Madame Roche appeared upon the inn’s threshold, snow clinging to her cloak, her full cheeks patches of bright rose, and as stunningly French as ever. Her raven hair streaked with silver was swept up beneath a neat little cap of violet taffeta and dyed ostrich feathers, and her gown was gloriously inappropriate for both traveling and the season, short puffy sleeves and a crinkling mass of tulle all sparkling with tiny purple and black sequins.

She lifted her lorgnette to study the parlor and dining area, and with a little sniff pronounced it

Bon.”

“The mail coach came through at dawn this morning,” Mr. Yale explained, entering and removing her coat. “Blackwood posted to the farm Cox told us about and found them. And now we are beset by females.” He grinned and stepped out of the way to admit two other women.
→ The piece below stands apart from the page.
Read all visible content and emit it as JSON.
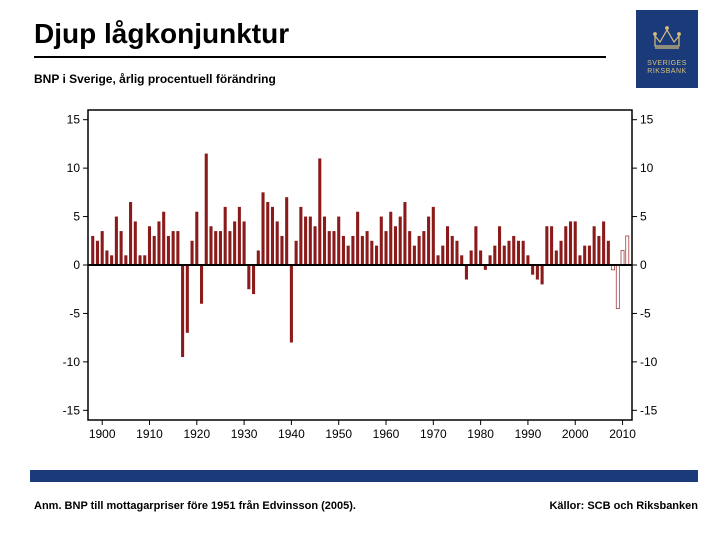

Kitty went forward and clasped hands with Madame Roche, smiling at her maid and Emily’s. “We are so glad you are well.”

Bon Dieu, you are peaked, Lady Katrine!” The Frenchwoman grasped Kitty’s hand and snapped with her other at the maids. “Vite, vite, you lazy filles! Brandy there must be for to prepare the water of rose tout de suite.” She dragged Kitty to the stairs. “And the gown. Hélas, the gowns! Ma petite, come!” She snapped again at Emily.

“Lady Marie Antoine,” Mr. Yale drawled, “you have the most unusual servants.”

“Yes. But they are very good to me.”

Kitty glanced back. The earl had entered, carrying in a bandbox and another parcel from the second carriage. She turned and hurried up the stair to be un-peaked. It seemed she could not wait another moment to don a fresh gown.

If mortal woman had been created to tempt mortal man, then Leam was the first in the queue to sin.

Appearing at luncheon newly gowned in elegant rose and ivory that caressed her curves, her shimmering hair loosely arranged with sparkling combs he had once removed, Kitty glided like a goddess across the parlor. That he preferred seeing her with nothing on at all and her hair tumbling about her shoulders—and had spent the endless night thinking along those lines and with great effort holding himself back from knocking on her door despite the certainty that she would repel him—did not help matters any.